Documentarians often want to build trust and acceptance with their subjects. Being that I was the subject of my own film, and that I didn’t yet have that acceptance of myself, the filmmaking was arduous at first. There was always the internal struggle of putting myself on camera and deciding how much of myself I wanted to reveal. As I got worse and worse, reviewing the footage became emotionally difficult and physically draining. Living my life in the present while also reflecting upon it creatively, actively editing it and putting the pieces together in real time, put me in a psychological feedback loop that was tricky to negotiate. Every night after filming and editing, I would have dreams of being able to walk; then I’d wake up unable move and start the process of filmmaking all over again.
It was also difficult to be forced to hand the camera over to my brother, my mother, my filmmaker friends and my non-filmmaker friends. This was necessary partly because of my M.S. (my vision was getting worse), but also because being in a shot meant that I couldn’t capture it myself. This was perhaps the most frustrating part of making this film.

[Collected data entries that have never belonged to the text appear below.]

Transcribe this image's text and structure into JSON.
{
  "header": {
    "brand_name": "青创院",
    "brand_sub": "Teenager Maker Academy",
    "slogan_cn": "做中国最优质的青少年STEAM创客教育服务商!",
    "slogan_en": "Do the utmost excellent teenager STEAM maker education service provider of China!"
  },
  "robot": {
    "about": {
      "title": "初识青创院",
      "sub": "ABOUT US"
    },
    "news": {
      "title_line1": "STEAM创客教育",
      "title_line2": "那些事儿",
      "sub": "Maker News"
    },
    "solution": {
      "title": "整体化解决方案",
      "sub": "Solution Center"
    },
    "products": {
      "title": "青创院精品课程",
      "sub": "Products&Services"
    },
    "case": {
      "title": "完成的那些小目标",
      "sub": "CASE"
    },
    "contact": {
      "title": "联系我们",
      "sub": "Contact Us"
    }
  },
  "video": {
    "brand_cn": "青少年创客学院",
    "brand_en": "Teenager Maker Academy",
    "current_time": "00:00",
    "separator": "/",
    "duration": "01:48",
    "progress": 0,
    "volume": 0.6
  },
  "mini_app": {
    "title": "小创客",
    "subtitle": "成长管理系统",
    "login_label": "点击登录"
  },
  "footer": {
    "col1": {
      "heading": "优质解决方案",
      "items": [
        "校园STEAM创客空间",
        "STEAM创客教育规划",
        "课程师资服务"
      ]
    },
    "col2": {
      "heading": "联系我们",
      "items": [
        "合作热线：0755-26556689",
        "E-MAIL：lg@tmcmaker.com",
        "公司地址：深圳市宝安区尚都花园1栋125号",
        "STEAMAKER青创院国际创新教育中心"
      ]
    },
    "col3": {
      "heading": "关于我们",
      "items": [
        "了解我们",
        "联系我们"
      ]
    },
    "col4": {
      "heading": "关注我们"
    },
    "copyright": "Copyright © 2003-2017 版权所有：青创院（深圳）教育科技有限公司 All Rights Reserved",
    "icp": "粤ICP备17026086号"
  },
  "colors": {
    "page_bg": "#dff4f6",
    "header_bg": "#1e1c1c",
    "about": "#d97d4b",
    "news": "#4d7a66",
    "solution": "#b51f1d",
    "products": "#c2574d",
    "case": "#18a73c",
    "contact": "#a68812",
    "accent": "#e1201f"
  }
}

I used to have total control over the camera and I was a meticulous shooter, so you can imagine that trying to give on-the-fly lessons in visual composition and camera exposure to my mother was torture! The beautiful cinematography of my past was sacrificed, and capturing emotion became my priority. I found a new love for the expression of emotion, the subtlety of story and quietly compelling moments of human experience.
I’ve discovered that and other new loves since we began filming When I Walk. These days, I’m working on developing AXS Map, a crowd-sourced online tool for sharing reviews on the wheelchair accessibility of buildings in New York City. And while I miss the incredible spontaneity and unlimited access to the city I once had, my diagnosis was not the end of the world. Instead, with a bit of determination, it has provided a new way for me to see and be in the world. This was the basis for the voice and heart that emerged in the film, almost as though the film itself willed it. As director, my role was to foster that spirit, to learn to adapt and to enjoy the ride.